На следующий день Дели поехала к Алексу в город. Она хотела поговорить с ним о желании Гордона, хотела, чтобы Алекс уговорил Гордона или как-то повлиял на него. Но Алекс только рассмеялся:

— Я одобряю его решение! Ведь война его закалит, если, конечно, его не убьют! Он же до сих пор совершенная мямля — не знает чего хочет, какой-то недоучившийся искусствовед. Ма, он же в душе страшно страдает по поводу того, что до сих пор не женат. Может быть, война — как раз то, что ему нужно?

— Не говори так, Алекс! Может, и ты мне скажешь, что отправляешься на фронт?

— У меня особого желания нет, но если предложат выгодный контракт… Хотя нет, тут у нас тоже нужны хирурги. Кто будет резать сухожилия и пилить кости, не забойщики скота, правда ведь? К тому же я решил заняться пластической хирургией. Наверняка после войны будет много раненых и искалеченных, у кого-то лицо будет обезображено, я буду исправлять косметические недостатки.

— Ах, Алекс, значит, ты не хочешь уговорить Гордона!

— Нет, ма. Наконец-то он будет не прислугой на «Филадельфии», а займется настоящим делом.

5

Свадьба у Бренни с Мэвис была своеобразная. Приходили на пароход многочисленные родственники со стороны Мэвис, они складывали подарки на большом столе, стоящем на палубе, и целовали Мэвис и Бренни, а затем переходили к Дели.

Дели, сидя в кресле-качалке, одетая совсем не празднично, нехотя принимала поздравления чужих людей.

Затем гости пили пиво и вино и танцевали под патефон на палубе. Когда начались танцы, Дели перетащила кресло за рулевую рубку, но даже там она чувствовала, как вибрирует палуба под ногами танцующих. Она была не против танцев, ей тяжело было смотреть на Мэвис — не слишком красивую и такую же простую, даже можно сказать глуповатую, девушку, под стать Бренни.


Дели продала свой маленький уютный домик с красивым садом и купила небольшой, но уютный коттедж под Гулуа, вдали от города, но на берегу канала.

Не то чтобы она искала одиночества на старости лет, но, прожив сорок лет на пароходе, она вдруг поняла, что оказалась сейчас совершенно лишней на «Филадельфии». Пожалуй, главной причиной, почему Дели ушла с парохода, была женитьба Бренни. Дели хотела дать молодым свободу, и одновременно ей хотелось как можно реже видеть Мэвис.

Мэвис, как и Дели когда-то, развела бурную деятельность на пароходе. Стала перекрашивать все на свой вкус, развешивать аляповатые занавески на окна и иллюминаторы, накупила модной мебели из железа и пластмассы.

Мэвис любила позлословить, хотя видела, что Дели совершенно не нравится, когда она со смехом говорит о глупом поступке Гордона, о том, что у Алекса не удалась операция по удалению грыжи.

Мэвис была длинным и худым существом, совершенно не вызывающим у Дели симпатии.

Дели передала права на «Филадельфию» своим трем сыновьям. Мэг была занята детьми и почти не появлялась на пароходе. Она часть своих прав на пароход взяла деньгами.

Алекс несколько лет не давал денег на содержание и ремонт парохода, несмотря на то что у него уже был приличный доход от врачебной практики. В конце концов он отказался от своей доли.

Гордон был далеко, так что теперь Мэвис и Бренни безраздельно хозяйничали на пароходе.

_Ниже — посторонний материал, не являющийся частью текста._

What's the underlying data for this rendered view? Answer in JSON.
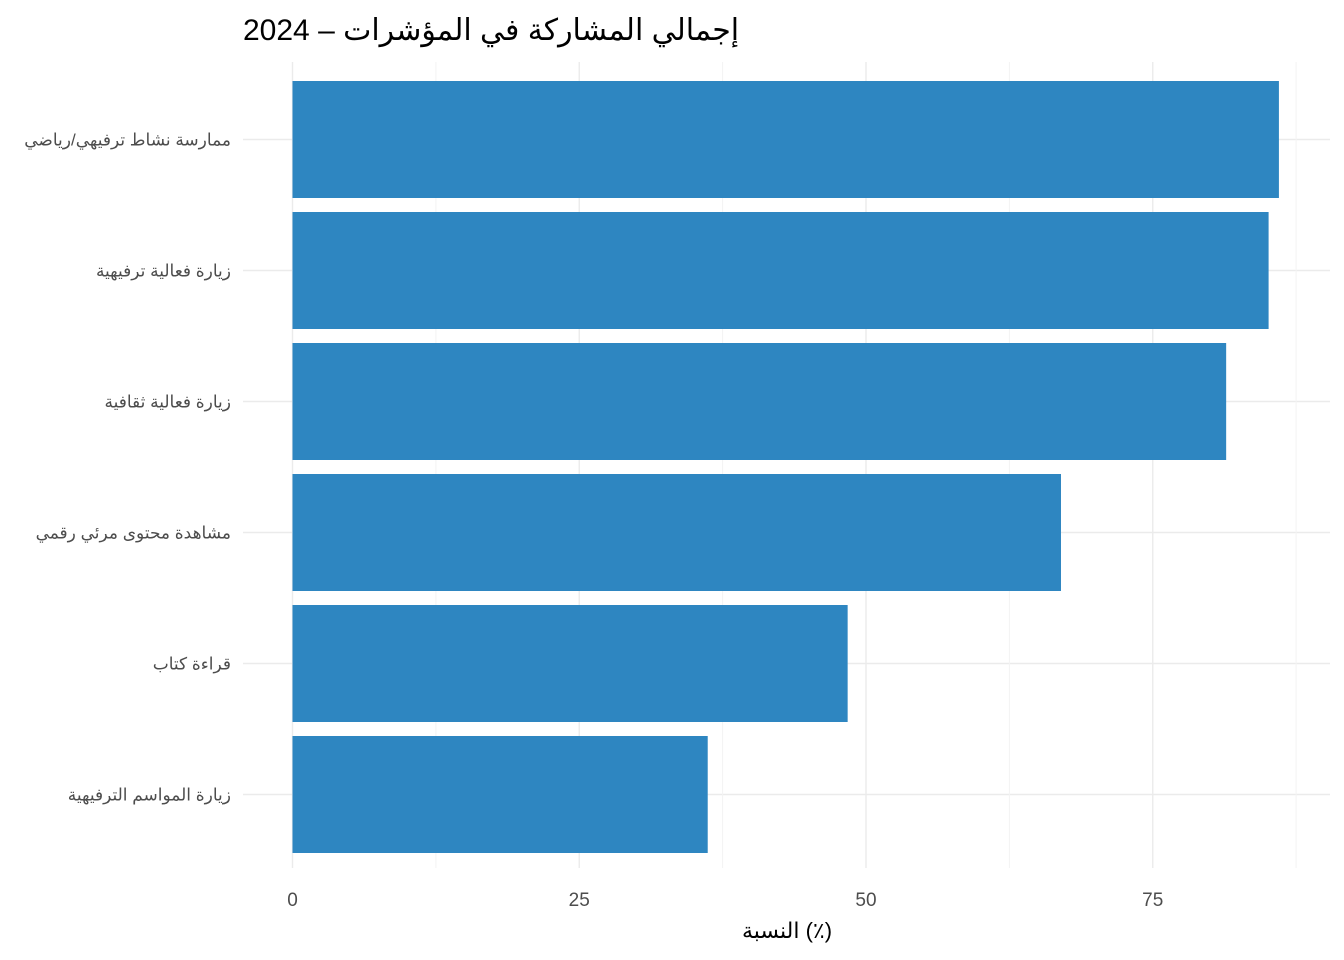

Дели поселилась в коттедже еще и потому, что неподалеку тянулось внутреннее море Куронга. Каждое утро она слышала голоса чаек, а окружавшие ее коттедж просторы песчаных холмов, поросших желтой, сухой травой, ее взгляду приносили покой и умиротворение. Да, она искала именно это пристанище — последнее пристанище для своей тихой, незаметной старости.

В коттедже все было завешено ее картинами, она по-прежнему ежедневно хоть по часу, но рисовала.

От Гордона первое время довольно часто приходили письма. И по ночам Дели поднималась с постели, когда ей не спалось, брала последнее письмо Гордона, подходила к окну и перечитывала. Потом, прочитав в третий раз письмо, она слушала, как в открытое окно врываются приглушенные звуки далекого прибоя.

Гордон писал из учебного лагеря длинные письма с маленькими рисунками-карикатурами на себя и своих сослуживцев. Но эти веселые письма чем дальше, тем все более тревожили Дели: война все не кончалась, она уже полыхала по всей Европе, захватила Африку, и конца ей не было видно.

Раз в неделю Мэвис и Бренни навещали ее, приносили фрукты, Мэвис рассказывала очередную порцию городских сплетен. И Дели были неприятны эти посещения.